Настоящий же ад довелось испытать тем, кто остался в попавшем в кольцо вражеского окружения Ленинграде — в самую страшную, первую блокадную зиму: Алперс, Асафьеву, Демчинскому. Из них троих воспоминания о пережитом записал только Асафьев, и со страниц их веет запредельным ужасом.
Поначалу всё напоминало 1917–1918 годы: фронт приближался к Северной столице, но жизнь, в том числе творческая и музыкальная, продолжалась. К тому же не возникало острой нужды в еде и тепле. Асафьев, давно превратившийся в гофмановского персонажа, чувствовал себя в новом фантастическом положении прекрасно. В привычном ударном темпе он доделывал инструментовку написанных перед самой войной балетов, успел сочинить даже ещё один новый — «Граф Нулин», — а после принялся за аранжировку хоров из написанной в 1936–1938 годах на либретто Михаила Булгакова оперы «Минин и Пожарский», начал восстанавливать не доведённую до конца оперу «1812 год», потом засел за патриотическую симфонию «Родина» в четырёх частях, сочинил сюиту для духового оркестра «Суворов», вариации для фортепиано на тему Петровского марша, написал цикл лирических фортепианных ноктюрнов «Затишье», начал писать новые фрагменты к кантате для хора и оркестра «Сталин», первый вариант которой увидел свет в 1939 году. Всё это громадьё сочинений было занесено им на бумагу в течение июня — августа 1941 года, до начала бомбардировок города и даже, по большей части, успело прозвучать по ленинградскому радио. Узнав в 1943 году о количестве сочинённого Асафьевым в первый период войны, обычно сдержанный Мясковский выразился довольно резко: «Какая-то лихорадка мозга». Он давно подозревал Асафьева-композитора в графомании.
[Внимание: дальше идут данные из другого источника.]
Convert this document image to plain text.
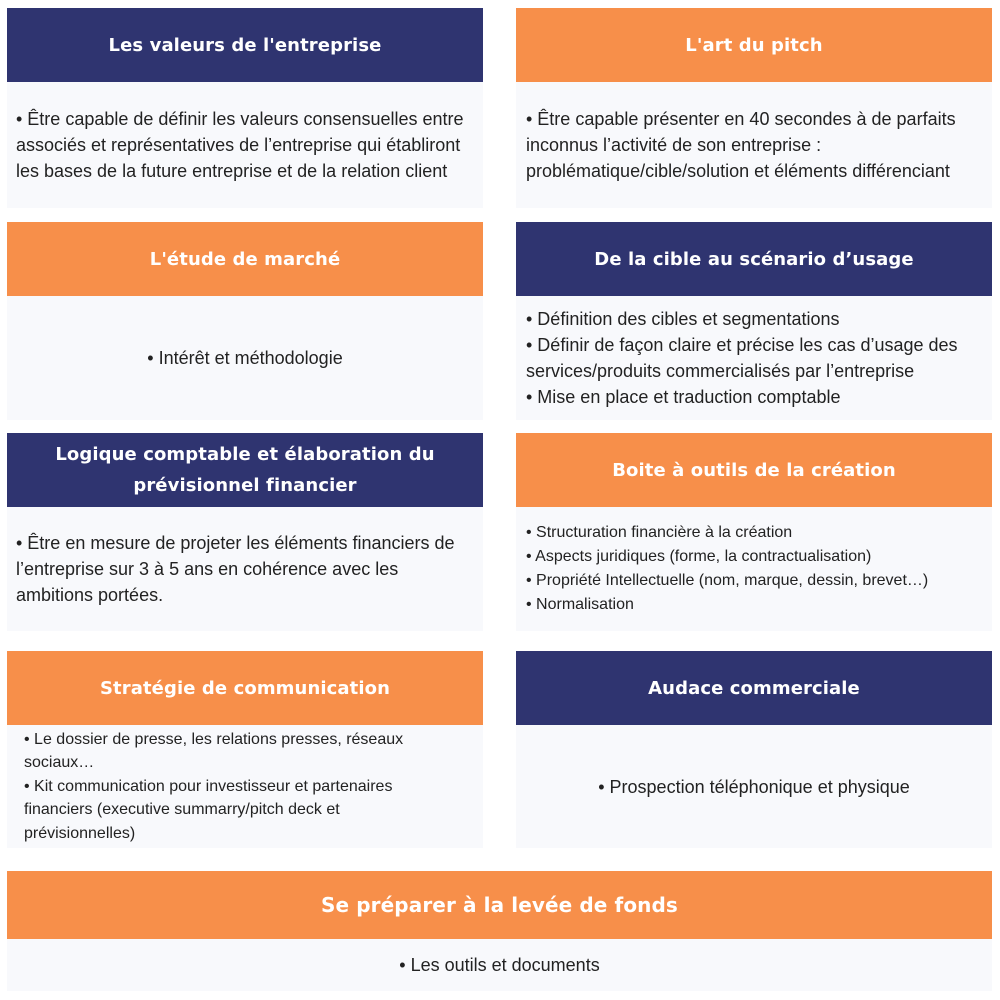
Les valeurs de l'entreprise
• Être capable de définir les valeurs consensuelles entre associés et représentatives de l’entreprise qui établiront les bases de la future entreprise et de la relation client
L'art du pitch
• Être capable présenter en 40 secondes à de parfaits inconnus l’activité de son entreprise : problématique/cible/solution et éléments différenciant
L'étude de marché
• Intérêt et méthodologie
De la cible au scénario d’usage
• Définition des cibles et segmentations
• Définir de façon claire et précise les cas d’usage des services/produits commercialisés par l’entreprise
• Mise en place et traduction comptable
Logique comptable et élaboration du prévisionnel financier
• Être en mesure de projeter les éléments financiers de l’entreprise sur 3 à 5 ans en cohérence avec les ambitions portées.
Boite à outils de la création
• Structuration financière à la création
• Aspects juridiques (forme, la contractualisation)
• Propriété Intellectuelle (nom, marque, dessin, brevet…)
• Normalisation
Stratégie de communication
• Le dossier de presse, les relations presses, réseaux sociaux…
• Kit communication pour investisseur et partenaires financiers (executive summarry/pitch deck et prévisionnelles)
Audace commerciale
• Prospection téléphonique et physique
Se préparer à la levée de fonds
• Les outils et documents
Однако и неостановимому сочинительству пришёл конец.
«В самом начале сентября пришлось покинуть квартиру <на Площади Труда> и бросить работу, — свидетельствовал Асафьев. — Нас троих (жена, её сестра и я) доставили в бомбоубежище консерватории, где обилие тревог окончательно затруднило занятия. В конце сентября нас переместили в лучшие условия — в одну из артистических уборных театра им. Пушкина (б. Александринский). Я тотчас установил режим научно-исследовательской и композиторской работы. Наша комнатка ещё не начинала охладевать, а бомбоубежище было по первоначалу роскошным. <…> В коридорах и бомбоубежище театра к началу декабря вполне наладилась творческая жизнь. Встречи, беседы, живой обмен и печалями и радостями».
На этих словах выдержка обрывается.